Supreme Court Justice Ruth Bader Ginsberg said that America’s symbol should not be the bald eagle, but the pendulum, “and when the pendulum swings too far in one direction, it will swing back.”
Our historic limit of white men as leaders has become habitual. When only one kind of person is seen as valid leadership, it leaves our whole culture misrepresented.
Tuesday night’s election of Alex Fisch was not surprising. There has never been a shortage of white men or lawyers on the dais at City Hall. No disrespect to Alex; he was clearly the top vote collector, and his skill set is one that is greatly needed and will be truly useful in the next few years. But the election of Daniel Lee was historic; the first African American on the Culver City Council. It was a close race on election night, and Lee and Vera were within easy shouting distance for much of the evening. Lee’s triumph puts some emphatic punctuation on what looks to be a new era for leadership in Culver City.
With Leslie Lockhart as the District Superintendent, Melanie Mack at the helm of the Education Foundation, and Colin Diaz in the President’s chair at the Chamber of Commerce, lots of our local leadership is delightfully diverse than it ever has been. Of course, these people did not get these positions because of their ethnicity, but the fact that it was not a factor against them shows that Culver City has grown up in some very important ways.

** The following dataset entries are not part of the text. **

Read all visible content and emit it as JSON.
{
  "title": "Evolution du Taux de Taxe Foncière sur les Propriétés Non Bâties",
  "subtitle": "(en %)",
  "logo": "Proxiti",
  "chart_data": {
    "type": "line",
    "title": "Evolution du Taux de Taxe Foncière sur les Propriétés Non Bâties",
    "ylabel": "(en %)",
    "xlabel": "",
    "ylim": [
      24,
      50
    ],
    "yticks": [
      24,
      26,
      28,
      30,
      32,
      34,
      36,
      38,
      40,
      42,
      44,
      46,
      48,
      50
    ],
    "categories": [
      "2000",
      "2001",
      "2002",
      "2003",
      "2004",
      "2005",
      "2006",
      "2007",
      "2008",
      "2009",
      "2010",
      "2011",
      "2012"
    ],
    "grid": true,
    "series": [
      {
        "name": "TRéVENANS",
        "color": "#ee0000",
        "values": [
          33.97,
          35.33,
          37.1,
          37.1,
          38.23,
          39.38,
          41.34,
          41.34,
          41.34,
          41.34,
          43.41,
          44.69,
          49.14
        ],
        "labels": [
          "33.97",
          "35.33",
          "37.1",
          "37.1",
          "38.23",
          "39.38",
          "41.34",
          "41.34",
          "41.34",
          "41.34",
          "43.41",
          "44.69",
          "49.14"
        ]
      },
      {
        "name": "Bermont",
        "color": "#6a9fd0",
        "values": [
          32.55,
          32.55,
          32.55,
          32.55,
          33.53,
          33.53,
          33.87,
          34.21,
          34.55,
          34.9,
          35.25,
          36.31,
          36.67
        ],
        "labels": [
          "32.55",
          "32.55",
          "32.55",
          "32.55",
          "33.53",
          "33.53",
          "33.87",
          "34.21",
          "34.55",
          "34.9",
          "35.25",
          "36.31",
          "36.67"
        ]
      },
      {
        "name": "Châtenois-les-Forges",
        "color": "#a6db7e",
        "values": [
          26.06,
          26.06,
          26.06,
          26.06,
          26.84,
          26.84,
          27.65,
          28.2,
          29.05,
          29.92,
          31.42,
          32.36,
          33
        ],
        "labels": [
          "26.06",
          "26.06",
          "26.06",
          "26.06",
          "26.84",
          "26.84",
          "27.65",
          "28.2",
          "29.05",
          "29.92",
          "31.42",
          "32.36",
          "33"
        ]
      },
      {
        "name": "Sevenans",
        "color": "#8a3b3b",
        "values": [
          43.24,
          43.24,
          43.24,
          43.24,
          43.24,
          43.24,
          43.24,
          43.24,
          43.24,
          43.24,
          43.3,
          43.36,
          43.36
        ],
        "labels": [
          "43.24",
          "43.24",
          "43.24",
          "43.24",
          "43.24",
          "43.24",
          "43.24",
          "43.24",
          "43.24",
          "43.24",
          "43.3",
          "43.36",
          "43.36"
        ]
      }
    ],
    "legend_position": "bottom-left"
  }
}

Culver City has had a racist reputation for most of it’s history. At a recent “Coffee with A Cop” event, I struck up a conversation with some men who were just there to get coffee, and did not know about the community outreach from the CCPD. Both of these men, one African-American and one Latino, said they’d grown up in the area, and they had tales to tell of getting pulled over, harassed, and learning to just avoid the city. One man noted that, as a teenage driver, he’d go out of his way to go around Culver City, burning gasoline he could barely afford rather than risk dealing with the CCPD.

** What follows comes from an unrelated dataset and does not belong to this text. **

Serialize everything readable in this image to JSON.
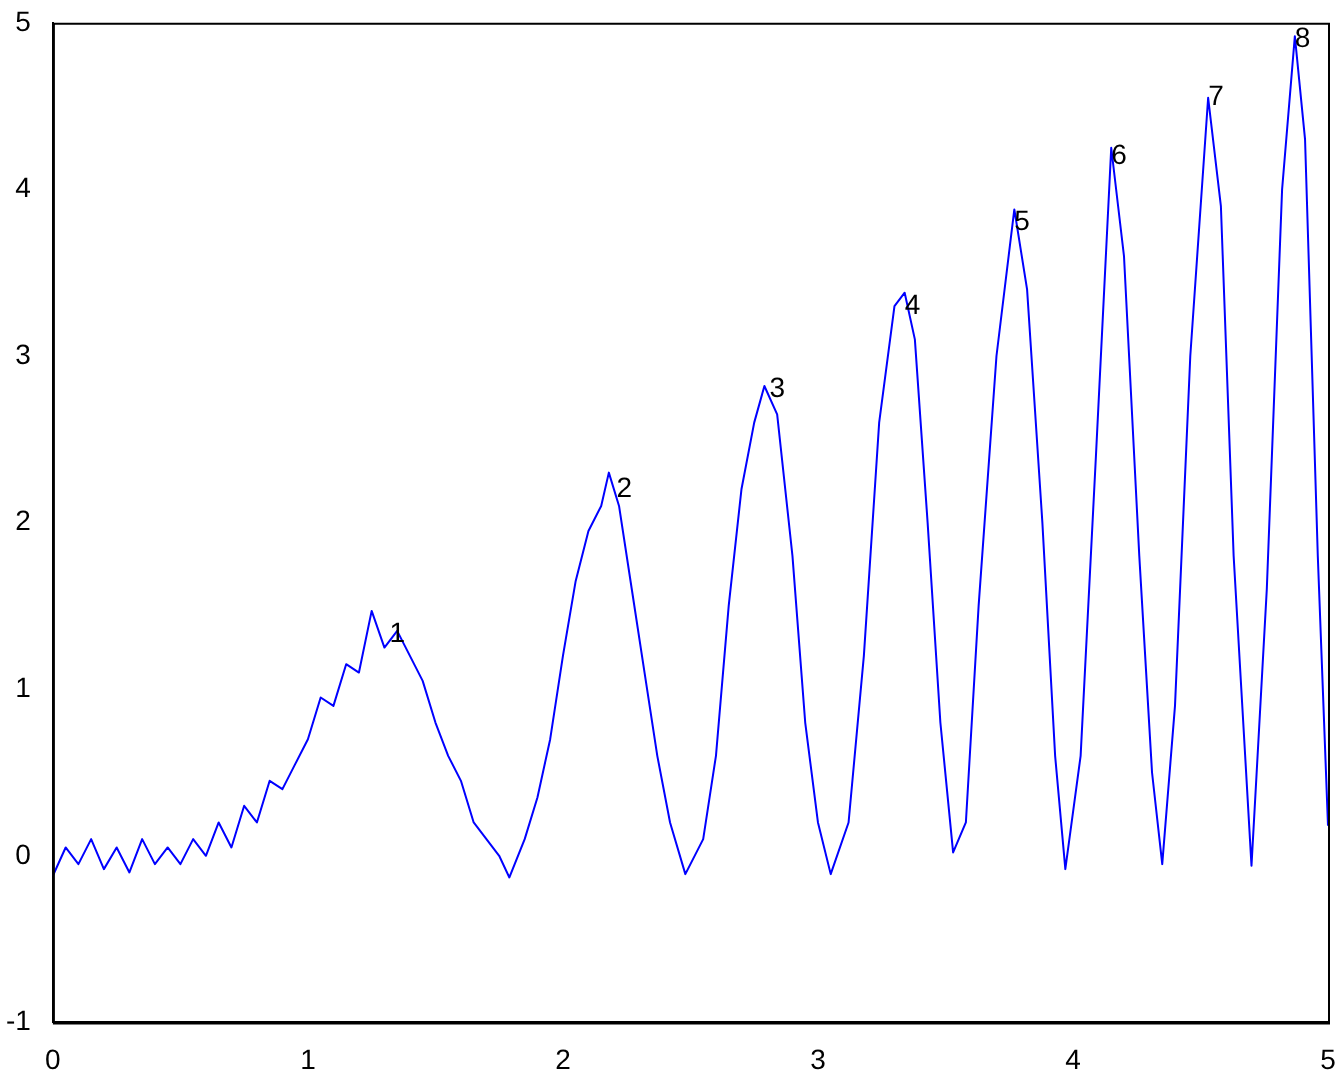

That our police force is now actually more diverse that the population of the city itself speaks to how much effort has been made to erase the bad old days.

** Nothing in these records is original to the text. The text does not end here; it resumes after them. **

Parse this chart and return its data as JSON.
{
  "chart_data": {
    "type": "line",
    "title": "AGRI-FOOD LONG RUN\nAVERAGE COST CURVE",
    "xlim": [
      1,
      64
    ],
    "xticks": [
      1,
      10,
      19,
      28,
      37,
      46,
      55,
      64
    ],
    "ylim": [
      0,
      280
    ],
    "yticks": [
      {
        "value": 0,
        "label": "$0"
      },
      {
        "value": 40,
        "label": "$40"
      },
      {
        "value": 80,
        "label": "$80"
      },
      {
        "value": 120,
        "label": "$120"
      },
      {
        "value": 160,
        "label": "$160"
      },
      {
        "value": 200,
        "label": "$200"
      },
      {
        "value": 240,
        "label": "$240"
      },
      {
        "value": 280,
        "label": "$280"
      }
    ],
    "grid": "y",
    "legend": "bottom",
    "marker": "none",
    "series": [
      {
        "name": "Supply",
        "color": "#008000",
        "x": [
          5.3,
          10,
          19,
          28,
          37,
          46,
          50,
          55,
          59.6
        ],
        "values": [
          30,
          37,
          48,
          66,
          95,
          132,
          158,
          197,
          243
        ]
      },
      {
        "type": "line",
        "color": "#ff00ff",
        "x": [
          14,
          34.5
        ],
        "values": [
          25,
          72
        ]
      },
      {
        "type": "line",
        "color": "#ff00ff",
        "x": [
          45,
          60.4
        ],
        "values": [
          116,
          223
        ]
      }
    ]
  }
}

Having Lee joining the council does feel like the exclamation point that it ought to be, and he has every right to be proud of the accomplishment.
When Ginsburg was asked how many women would be enough for the Supreme Court, she said “When there are nine. No one thought anything was odd about having nine men.”
As the pendulum swings and we find a new balance, we can look hopefully to a day when we can all feel included.